Church, in a significant way, has felt confined to Brady Bunch-style faces on a screen since then. As Carla has often mentioned, Zoom is an imperfect way to worship. It has kept us afloat and in touch, Carla’s wonderful sermons are more intimate, and Doug has become a giant of virtual choir mastering. But as much as I love the Angert family, being behind their still image each week for Somos Uno is just not the same as playing the drums.


And yet, I experience the past year as an extremely significant one for our church, one that may serve as a gateway to great growth in our life of faith.


In the summer, behind George Floyd’s death and the creation of Marcus-David Peters Circle, I was invited to join a group of us to craft a statement on racial injustice. In our first meeting, Mati Moros cautioned that even a mailer from Victoria’s Secret included a social justice statement. We agreed we were called to think beyond a simple assertion that GPPC is against racism.

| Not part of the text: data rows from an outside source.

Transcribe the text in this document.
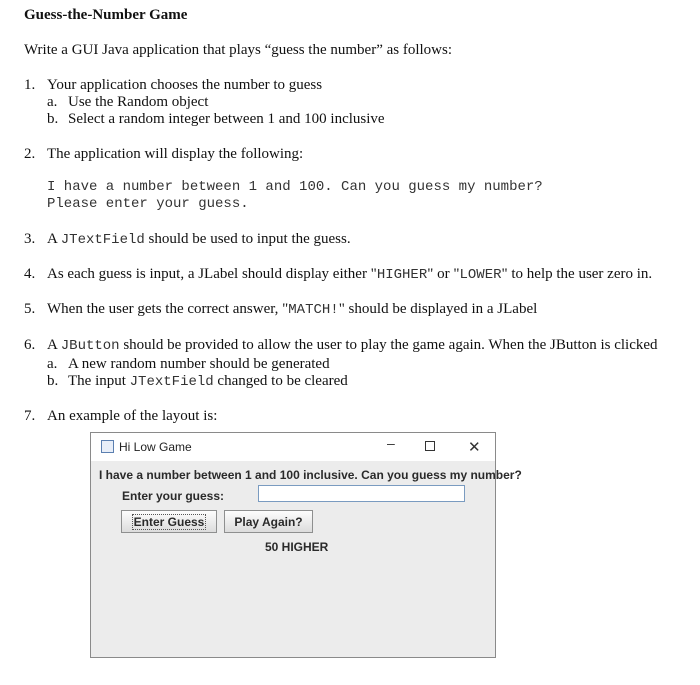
Guess-the-Number Game
Write a GUI Java application that plays “guess the number” as follows:
1. Your application chooses the number to guess
a. Use the Random object
b. Select a random integer between 1 and 100 inclusive
2. The application will display the following:
I have a number between 1 and 100. Can you guess my number?
Please enter your guess.
3. A JTextField should be used to input the guess.
4. As each guess is input, a JLabel should display either "HIGHER" or "LOWER" to help the user zero in.
5. When the user gets the correct answer, "MATCH!" should be displayed in a JLabel
6. A JButton should be provided to allow the user to play the game again. When the JButton is clicked
a. A new random number should be generated
b. The input JTextField changed to be cleared
7. An example of the layout is:
Hi Low Game	–	✕
I have a number between 1 and 100 inclusive. Can you guess my number?
Enter your guess:
Enter Guess	Play Again?
50 HIGHER
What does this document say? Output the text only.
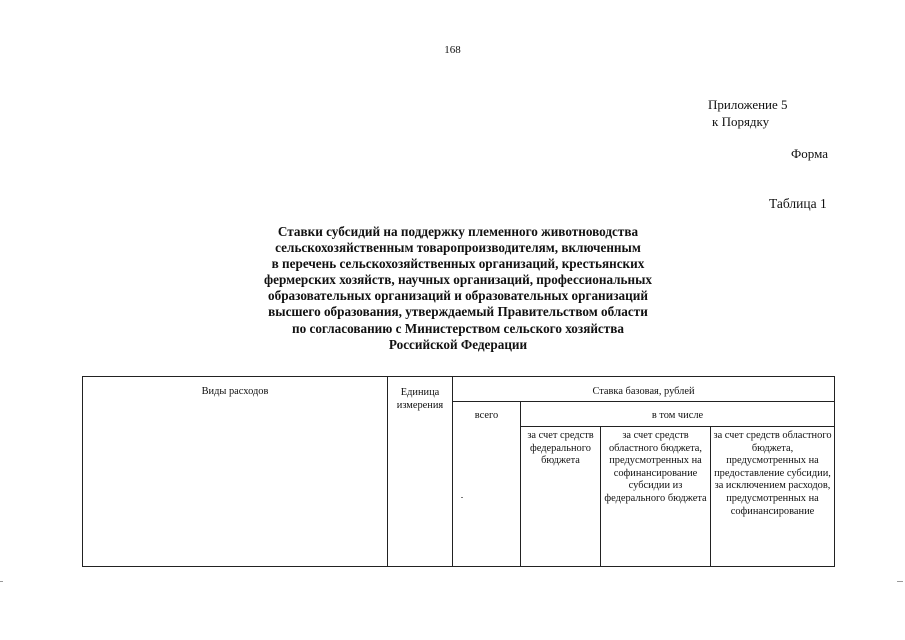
168
Приложение 5
к Порядку
Форма
Таблица 1
Ставки субсидий на поддержку племенного животноводства
сельскохозяйственным товаропроизводителям, включенным
в перечень сельскохозяйственных организаций, крестьянских
фермерских хозяйств, научных организаций, профессиональных
образовательных организаций и образовательных организаций
высшего образования, утверждаемый Правительством области
по согласованию с Министерством сельского хозяйства
Российской Федерации
Виды расходов	Единица измерения	Ставка базовая, рублей			
		всего	в том числе		
			за счет средств федерального бюджета	за счет средств областного бюджета, предусмотренных на софинансирование субсидии из федерального бюджета	за счет средств областного бюджета, предусмотренных на предоставление субсидии, за исключением расходов, предусмотренных на софинансирование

As we felt ourselves pulled in a confessional direction, the task seemed daunting. Three of us were people of color, the other six white. Confessing to an ancestry of enslaving people did not fit all of us, just as did not an ancestry of enslavement. Not all of us were eligible for the perks and abuses of white privilege. We wondered for a while how we were to craft a statement authentic to all of us. And then several meetings in, the phrase “among us” surfaced: among us are the descendants of colonizers; among us are the descendants of enslaved people. Here was a way to say who all we are, and to say things, authentically, together. To me, it was a most wondrous passage.

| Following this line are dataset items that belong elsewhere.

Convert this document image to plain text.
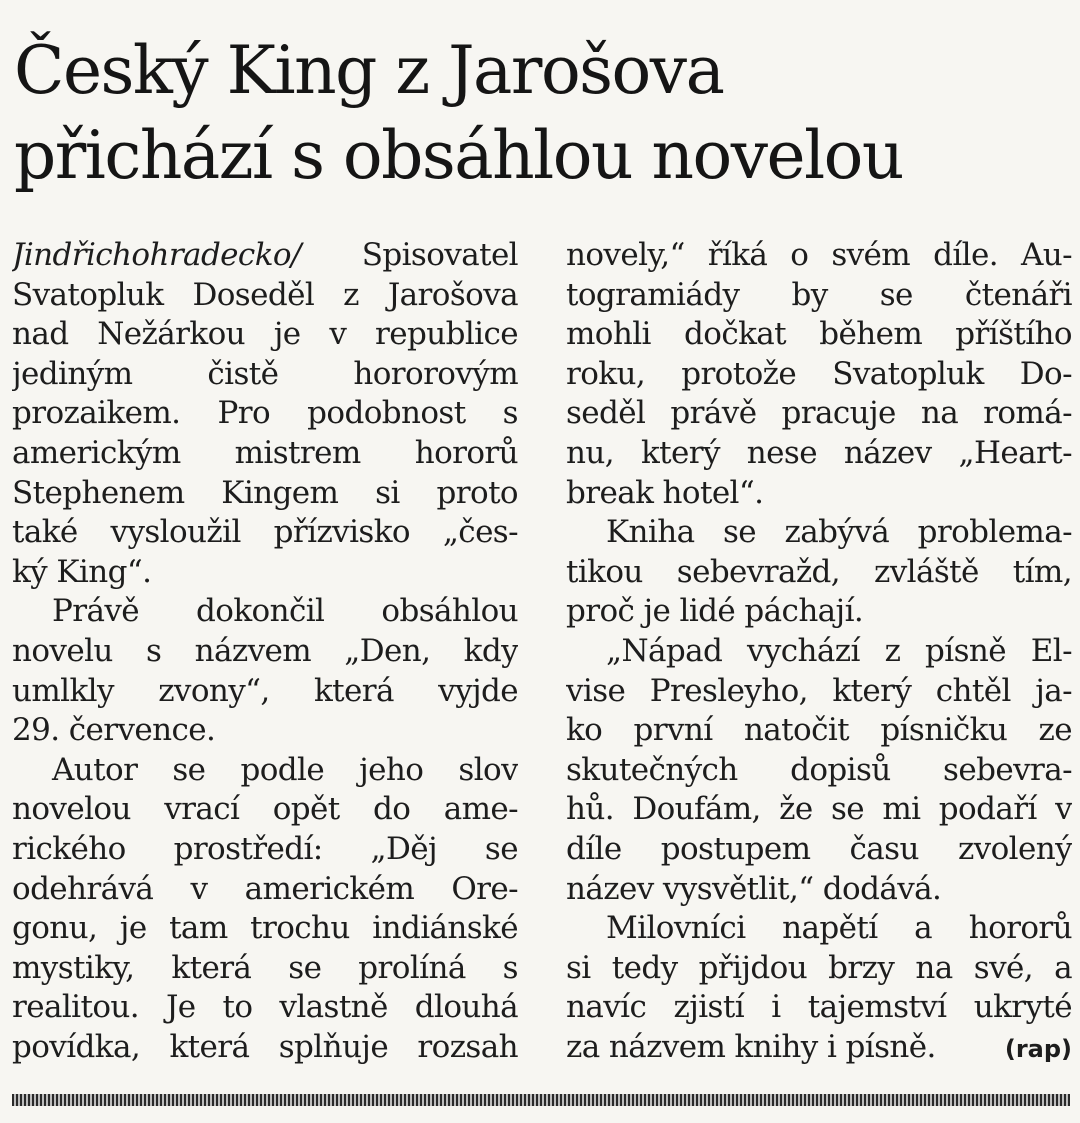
Český King z Jarošova
přichází s obsáhlou novelou
Jindřichohradecko/ Spisovatel
Svatopluk Doseděl z Jarošova
nad Nežárkou je v republice
jediným čistě hororovým
prozaikem. Pro podobnost s
americkým mistrem hororů
Stephenem Kingem si proto
také vysloužil přízvisko „čes-
ký King“.
Právě dokončil obsáhlou
novelu s názvem „Den, kdy
umlkly zvony“, která vyjde
29. července.
Autor se podle jeho slov
novelou vrací opět do ame-
rického prostředí: „Děj se
odehrává v americkém Ore-
gonu, je tam trochu indiánské
mystiky, která se prolíná s
realitou. Je to vlastně dlouhá
povídka, která splňuje rozsah
novely,“ říká o svém díle. Au-
togramiády by se čtenáři
mohli dočkat během příštího
roku, protože Svatopluk Do-
seděl právě pracuje na romá-
nu, který nese název „Heart-
break hotel“.
Kniha se zabývá problema-
tikou sebevražd, zvláště tím,
proč je lidé páchají.
„Nápad vychází z písně El-
vise Presleyho, který chtěl ja-
ko první natočit písničku ze
skutečných dopisů sebevra-
hů. Doufám, že se mi podaří v
díle postupem času zvolený
název vysvětlit,“ dodává.
Milovníci napětí a hororů
si tedy přijdou brzy na své, a
navíc zjistí i tajemství ukryté
za názvem knihy i písně.	(rap)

The Kairos Statement made its way from our group to the Session, who after discussion adopted it nearly word for word. I will always remember Kim Sydnor advocating for adding specific next steps to the statement: we need to say the things we are going to DO, implored Kim.


While the statement does not include specific actions, it is serving as a lens for efforts going forward. It seems, for example, to have focussed and energized the work around repurposing the church lot at Brook and Walton.


And - as the Kairos team and as the Session and as a congregation - we are watching and processing NEXT Church’s multi-part anti-racism webinars. Shani McIlwain is facilitating the webinar discussion in Session for four months’ worth of meetings. Most recently she showed us a video in which Bettina Love contrasts being a white ally and a white co-conspirator (Carla referenced this in last Sunday’s sermon).


Dr. Love tells a story of Bree Newsome, who climbed the statehouse flagpole in Columbia SC a few days after the killings in Emanuel AME Church. Newsome was able to take down the Confederate flag that flew over the state capitol, but it was not the spontaneous act it might have seemed. She had allies - planners, climbing trainers, bail money raisers - and she had at least one white co-conspirator. James Tyson stood next to the flagpole, and when the police showed up with a plan to tase the pole to which Newsome clung - Tyson reached out and put his hands on the pole. “That white man at that moment understood why he was there,” Dr. Love says. “He knew the police would not tase that pole with a healthy white man right there. He saved (Bree’s) life.”

Put your hands on the pole. After the video, Doug Brown, who has likely used his hands for our church as much as anyone in the past year, shared his hope that we’d move closer to the pole, and look for the opportunity to put our own hands on it. I think Kim Sydnor would agree.